Now let me tell you about this relatively new place in New Dorp called Pizzeria Giove! They opened their doors on February 2011 and serve beautiful thin pies. I been a regular here since June and the Giove Brothers are nothing short of accommodating.
I been around long enough that they call me by first name after reviewing them under my Tumblr blog. They have a dual oven system where the first part is all wood burning and the bottom part is reminiscent to a gas oven. The main man, Giorgio Giove was featured on "Throwdown with Bobby Flay" where he beat Bobby Flay with his Variopinta pie with Stracciatella, Pancetta, Zucchini and a garlic and herb infused cheese.
Pizzeria Giove has a nice atmosphere and televisions that for the most part playing the food network getting you hungry while you wait for their pies.
After having a conversation about pizza and different styles Giorgio hates coal oven places that made the bigger guys ("Lombardi's" and "Grimaldi's") so popular, as well as the puffy neapolitan pies such as "Pizzarte" and "Forcella". He does love one thing however, his regulars and competition.
I'm really big on calzones, I can say I love them. After seeing no calzones on Giove's menu I went crazy. I asked Giorgio why it's not on the menu, he simply said "Cheese doesn't melt well enough". I challenged him...I went to both Donatella's and Pizzarte to try their calzones, and little did I know, It melted in a wood burning oven! (Coal on the other hand was not!). I showed Giorgio the pictures and he caved in.
Now I will be talking about two items: The baked calzone and the Margherita.
We'll start with the calzone! The Calzone was beyond perfect. It had a nice charred taste that left me for wanting more. The Brothers just used Mozzarella and their San Marzano tomato sauce to give it that zing. Cheese was melted well enough (I guess not to Giorgio's standard) and the texture was nice. This got a solid 9 out of my scale. I am sad to say though IT IS NOT ON THE MENU.
The Margherita is one of my favorites on Staten Island. It has a thin crust along with fresh mozzarella, san marzano sauce and basil. Now please if you come here DO NOT GET THE PLAIN CHEESE PIE. If you want the plain cheese pie go to Brothers on Forest Ave. These guys are known for their specialty pies and Margherita. The plain cheese pie was way to greasy and had a weird texture to it (but that's okay cause Giorgio DISLIKES making it and he advises his customers to get the Margherita.
And just for fun after discussing Forcella, Giorgio made a Pizze Frite!! Which is basically fried pizza! Not on the menu as well.
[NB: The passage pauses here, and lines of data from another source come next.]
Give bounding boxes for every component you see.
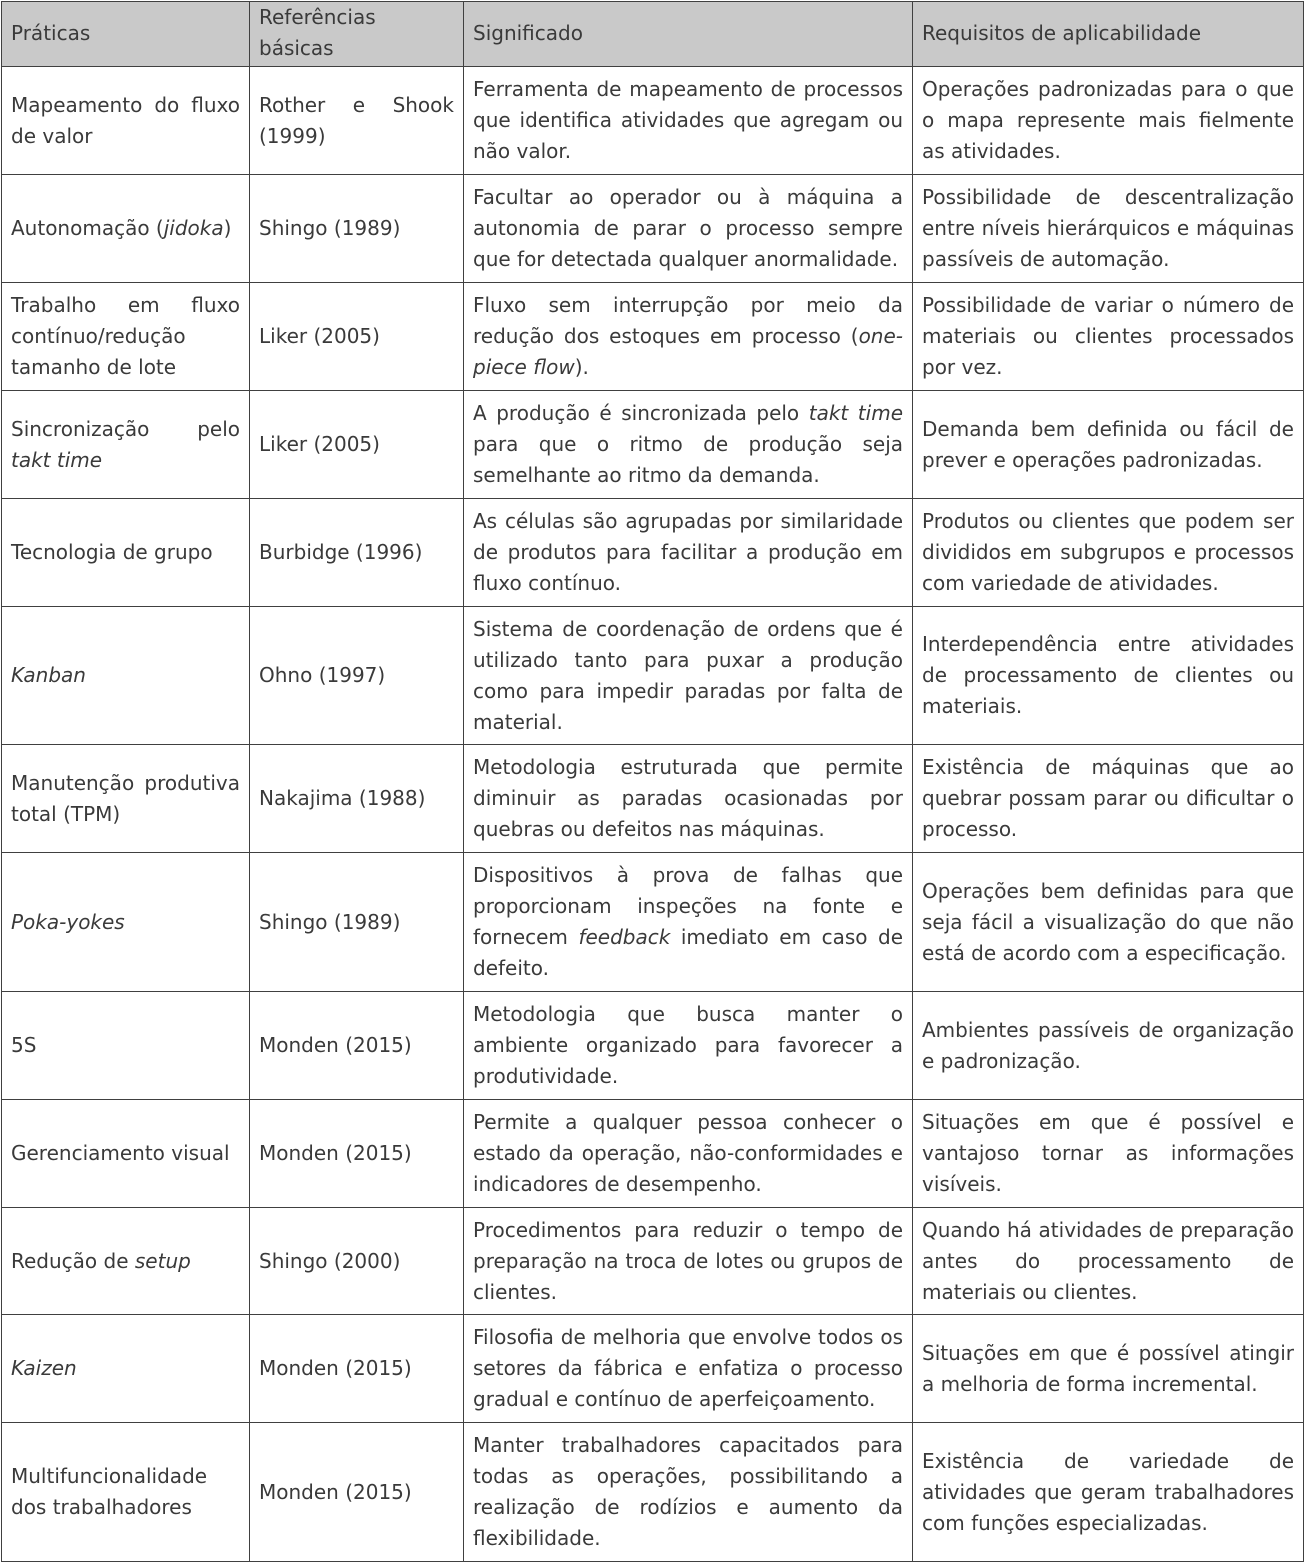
significado-text: Filosofia de melhoria que envolve todos os setores da fábrica e enfatiza o processo gradual e contínuo de aperfeiçoamento. [473,1325,903,1411]
cell-significado [464,283,913,391]
cell-significado [464,745,913,853]
table-row [2,175,1304,283]
cell-referencia: Shingo (1989) [250,175,464,283]
pratica-text: 5S [11,1033,37,1057]
cell-referencia: Shingo (1989) [250,853,464,992]
table-row [2,607,1304,745]
table-row [2,1208,1304,1315]
significado-text: imediato em caso de defeito. [473,925,903,980]
pratica-text: Sincronização pelo [11,416,240,441]
table-row [2,992,1304,1100]
significado-text: feedback [578,925,671,949]
cell-referencia: Monden (2015) [250,1100,464,1208]
cell-referencia: Rother e Shook (1999) [250,67,464,175]
cell-significado [464,67,913,175]
pratica-text: setup [134,1248,191,1273]
significado-text: As células são agrupadas por similaridade de produtos para facilitar a produção em fluxo contínuo. [473,509,903,595]
significado-text: Facultar ao operador ou à máquina a autonomia de parar o processo sempre que for detectada qualquer anormalidade. [473,185,903,271]
pratica-text: Tecnologia de grupo [11,540,213,564]
cell-significado [464,1208,913,1315]
pratica-text: Trabalho em fluxo contínuo/redução tamanho de lote [11,293,240,379]
cell-requisitos: Possibilidade de variar o número de materiais ou clientes processados por vez. [913,283,1304,391]
cell-significado [464,853,913,992]
cell-significado [464,499,913,607]
cell-significado [464,1100,913,1208]
cell-pratica [2,283,250,391]
pratica-text: takt time [11,447,103,472]
significado-text: Ferramenta de mapeamento de processos que identifica atividades que agregam ou não valor. [473,77,903,163]
table-row [2,1100,1304,1208]
cell-pratica [2,391,250,499]
significado-text: para que o ritmo de produção seja semelhante ao ritmo da demanda. [473,432,903,487]
cell-pratica [2,992,250,1100]
pratica-text: Autonomação ( [11,216,164,240]
significado-text: Procedimentos para reduzir o tempo de preparação na troca de lotes ou grupos de clientes. [473,1217,903,1304]
cell-requisitos: Quando há atividades de preparação antes do processamento de materiais ou clientes. [913,1208,1304,1315]
pratica-text: Manutenção produtiva total (TPM) [11,770,240,826]
significado-text: Dispositivos à prova de falhas que proporcionam inspeções na fonte e fornecem [473,863,903,949]
cell-referencia: Burbidge (1996) [250,499,464,607]
table-row [2,1315,1304,1423]
table-row [2,499,1304,607]
significado-text: ). [574,355,589,379]
cell-requisitos: Existência de variedade de atividades que geram trabalhadores com funções especializadas. [913,1423,1304,1562]
significado-text: Manter trabalhadores capacitados para todas as operações, possibilitando a realização de rodízios e aumento da flexibilidade. [473,1433,903,1550]
table-row [2,391,1304,499]
cell-requisitos: Situações em que é possível atingir a melhoria de forma incremental. [913,1315,1304,1423]
significado-text: A produção é sincronizada pelo [473,401,809,425]
cell-requisitos: Ambientes passíveis de organização e padronização. [913,992,1304,1100]
lean-practices-table [1,1,1304,1562]
cell-pratica [2,1208,250,1315]
pratica-text: ) [223,216,232,240]
cell-requisitos: Possibilidade de descentralização entre níveis hierárquicos e máquinas passíveis de automação. [913,175,1304,283]
cell-referencia: Monden (2015) [250,1423,464,1562]
table-row [2,745,1304,853]
cell-requisitos: Operações bem definidas para que seja fácil a visualização do que não está de acordo com a especificação. [913,853,1304,992]
cell-requisitos: Existência de máquinas que ao quebrar possam parar ou dificultar o processo. [913,745,1304,853]
cell-significado [464,607,913,745]
cell-requisitos: Demanda bem definida ou fácil de prever e operações padronizadas. [913,391,1304,499]
significado-text: Metodologia que busca manter o ambiente organizado para favorecer a produtividade. [473,1002,903,1088]
cell-requisitos: Situações em que é possível e vantajoso tornar as informações visíveis. [913,1100,1304,1208]
cell-referencia: Nakajima (1988) [250,745,464,853]
pratica-text: Kanban [11,663,86,687]
table-row [2,67,1304,175]
cell-pratica [2,1315,250,1423]
cell-significado [464,175,913,283]
significado-text: takt time [808,401,903,425]
header-requisitos: Requisitos de aplicabilidade [913,2,1304,67]
cell-referencia: Monden (2015) [250,1315,464,1423]
header-row [2,2,1304,67]
cell-significado [464,992,913,1100]
cell-pratica [2,607,250,745]
cell-requisitos: Interdependência entre atividades de processamento de clientes ou materiais. [913,607,1304,745]
pratica-text: Gerenciamento visual [11,1141,230,1165]
pratica-text: Multifuncionalidade dos trabalhadores [11,1464,208,1519]
cell-referencia: Monden (2015) [250,992,464,1100]
header-significado: Significado [464,2,913,67]
cell-pratica [2,67,250,175]
cell-referencia: Liker (2005) [250,391,464,499]
cell-pratica [2,745,250,853]
cell-pratica [2,499,250,607]
cell-requisitos: Produtos ou clientes que podem ser divididos em subgrupos e processos com variedade de atividades. [913,499,1304,607]
header-praticas: Práticas [2,2,250,67]
significado-text: Sistema de coordenação de ordens que é utilizado tanto para puxar a produção como para impedir paradas por falta de material. [473,616,903,734]
table-row [2,853,1304,992]
cell-pratica [2,175,250,283]
cell-pratica [2,853,250,992]
cell-significado [464,391,913,499]
cell-requisitos: Operações padronizadas para o que o mapa represente mais fielmente as atividades. [913,67,1304,175]
significado-text: Fluxo sem interrupção por meio da redução dos estoques em processo ( [473,293,903,348]
pratica-text: Redução de [11,1248,135,1273]
header-referencias: Referências básicas [250,2,464,67]
cell-pratica [2,1100,250,1208]
cell-referencia: Ohno (1997) [250,607,464,745]
pratica-text: Mapeamento do fluxo de valor [11,92,240,148]
significado-text: Permite a qualquer pessoa conhecer o estado da operação, não-conformidades e indicadores de desempenho. [473,1110,903,1196]
pratica-text: Poka-yokes [11,909,125,934]
cell-referencia: Shingo (2000) [250,1208,464,1315]
significado-text: Metodologia estruturada que permite diminuir as paradas ocasionadas por quebras ou defeitos nas máquinas. [473,755,903,841]
pratica-text: jidoka [163,216,224,240]
significado-text: one-piece flow [473,324,903,379]
cell-significado [464,1315,913,1423]
pratica-text: Kaizen [11,1356,77,1380]
table-row [2,283,1304,391]
cell-referencia: Liker (2005) [250,283,464,391]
Now Pizzeria Giove is my number one spot on Staten Island and second on my overall list under Di Fara's. They have everything I look for in a local pizza spot, an amazing staff and beyond amazing food. Over the course from my first visit in June to now I seen this place get busier. I'm proud I am a regular here. Don't skimp out on the paninis and the specialty pies. Who knows about the calzone, if you request it he will maybe finally put it on the menu!!!